Autor del libro “Juan Manuel de Rosas, sombras y verdades”, recopilación histórica publicada por Editorial Fabro en 2009. El subtítulo se inspira en una frase del personaje estudiado: “Llegará el día en que desapareciendo las sombras solo queden las verdades, que no dejarán de conocerse por más que quieran ocultarse entre el torrente oscuro de las injusticias”.
También autor de las siguientes obras:
- “Guerra del Paraguay. La Triple Alianza contra los paises del Plata”.
Este libro incluye una reseña histórica de las actitudes colonialistas de las potencias de la época, las intrigas previas y las causas de la guerra, el desarrollo de los hechos militares y sus consecuencias.
No sé qué circunstancias lo impulsaron hacia la Historia, eso se lo preguntaremos a él, pero leyendo su obra se evidencia su preferencia por escritores del pensamiento popular y nacional. Y el resultado es un relato de la Otra Historia, la de los derrotados, la que no contó la historiografía liberal.
Sombras y verdades, Verdad histórica, Otra historia, son expresiones que hacen alusión al hecho que Rosas apareció como figura central de una corriente historiográfica, el Revisionismo, en la primera mitad del siglo XX, corriente que quebró la hegemonía de la Historia Oficial o Liberal o Mitrista, mostró sus fisuras, develó situaciones ocultadas o simplemente omitidas por los que escribieron la historia de los vencedores de Caseros.
5. La obra: JUAN MANUEL DE ROSAS. Sombras y Verdades.
Momento histórico de su aparición. Objetivos del libro.
Este libro: “Juan Manuel de Rosas, sombras y verdades” fue editado en 2009. Resulta interesante observar el momento en que se publicó, ya que el contexto histórico siempre –de alguna manera- se hace texto en las acciones, palabras y pensamientos de quienes lo vivenciamos: desde lo que se llamó el “conflicto del campo” se reinstaló el debate político en la sociedad argentina, y se develaron posicionamientos ideológicos y emotivos que nos remiten a la Argentina de mediados del siglo XX.
El historiador Tulio Halperín Donghi dice:
“Cuando surgen nuevos conflictos, todo el pasado también se eriza de nuevos conflictos.”
No es casualidad que don Juan Manuel, calificado de “tirano sangriento” por unos y ensalzado como “defensor de la soberanía” por otros, haya regresado bajo forma de libro en el 2009.

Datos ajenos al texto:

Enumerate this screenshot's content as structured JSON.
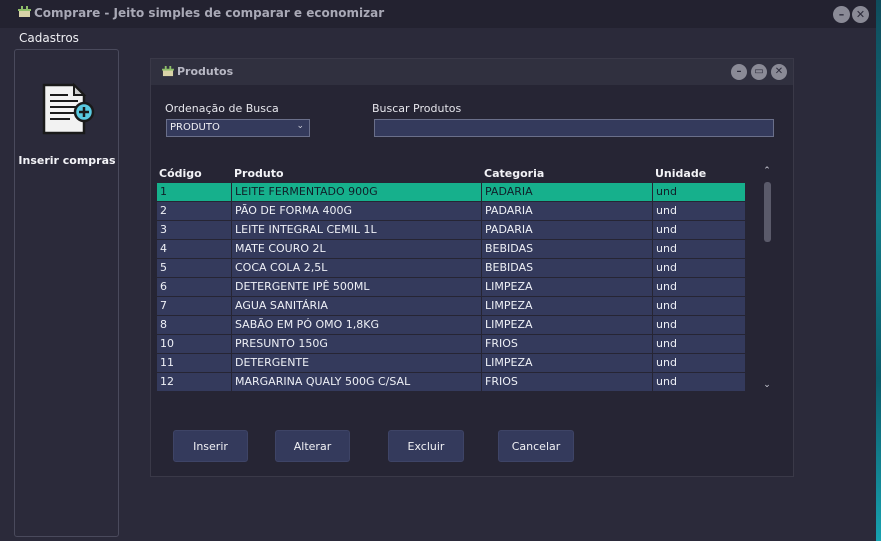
{
  "app": {
    "title": "Comprare - Jeito simples de comparar e economizar",
    "icon": "basket-icon",
    "window_buttons": [
      "minimize-icon",
      "close-icon"
    ]
  },
  "menu": {
    "items": [
      {
        "label": "Cadastros"
      }
    ]
  },
  "sidebar": {
    "action": {
      "label": "Inserir compras",
      "icon": "document-add-icon"
    }
  },
  "dialog": {
    "title": "Produtos",
    "icon": "basket-icon",
    "window_buttons": [
      "minimize-icon",
      "maximize-icon",
      "close-icon"
    ],
    "sort": {
      "label": "Ordenação de Busca",
      "selected": "PRODUTO"
    },
    "search": {
      "label": "Buscar Produtos",
      "value": ""
    },
    "table": {
      "columns": [
        "Código",
        "Produto",
        "Categoria",
        "Unidade"
      ],
      "selected_row": 0,
      "rows": [
        [
          "1",
          "LEITE FERMENTADO 900G",
          "PADARIA",
          "und"
        ],
        [
          "2",
          "PÃO DE FORMA 400G",
          "PADARIA",
          "und"
        ],
        [
          "3",
          "LEITE INTEGRAL CEMIL 1L",
          "PADARIA",
          "und"
        ],
        [
          "4",
          "MATE COURO 2L",
          "BEBIDAS",
          "und"
        ],
        [
          "5",
          "COCA COLA 2,5L",
          "BEBIDAS",
          "und"
        ],
        [
          "6",
          "DETERGENTE IPÊ 500ML",
          "LIMPEZA",
          "und"
        ],
        [
          "7",
          "AGUA SANITÁRIA",
          "LIMPEZA",
          "und"
        ],
        [
          "8",
          "SABÃO EM PÓ OMO 1,8KG",
          "LIMPEZA",
          "und"
        ],
        [
          "10",
          "PRESUNTO 150G",
          "FRIOS",
          "und"
        ],
        [
          "11",
          "DETERGENTE",
          "LIMPEZA",
          "und"
        ],
        [
          "12",
          "MARGARINA QUALY 500G C/SAL",
          "FRIOS",
          "und"
        ]
      ]
    },
    "buttons": {
      "insert": "Inserir",
      "edit": "Alterar",
      "delete": "Excluir",
      "cancel": "Cancelar"
    }
  },
  "colors": {
    "window_bg": "#2b2a3a",
    "input_bg": "#343a5c",
    "selection": "#16b08c"
  }
}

Desde la formación universitaria se defiende una neutralidad académica a la que no quieren llamar “objetividad” por saberla imposible. Se aboga por métodos y técnicas con cuya implementación se llegaría al nivel de cientificidad requerido para ser un “historiador serio”, aceptado, reconocido por los popes de la historiografía de nuestro país. Pero al leerlos, sin embargo, se hacen evidentes sus recortes, sus omisiones, sus elecciones ideológicas en definitiva que, a su pesar, los emparenta con historiadores liberales o revisionistas o marxistas. Es que no hay técnica ni método que anule la subjetividad.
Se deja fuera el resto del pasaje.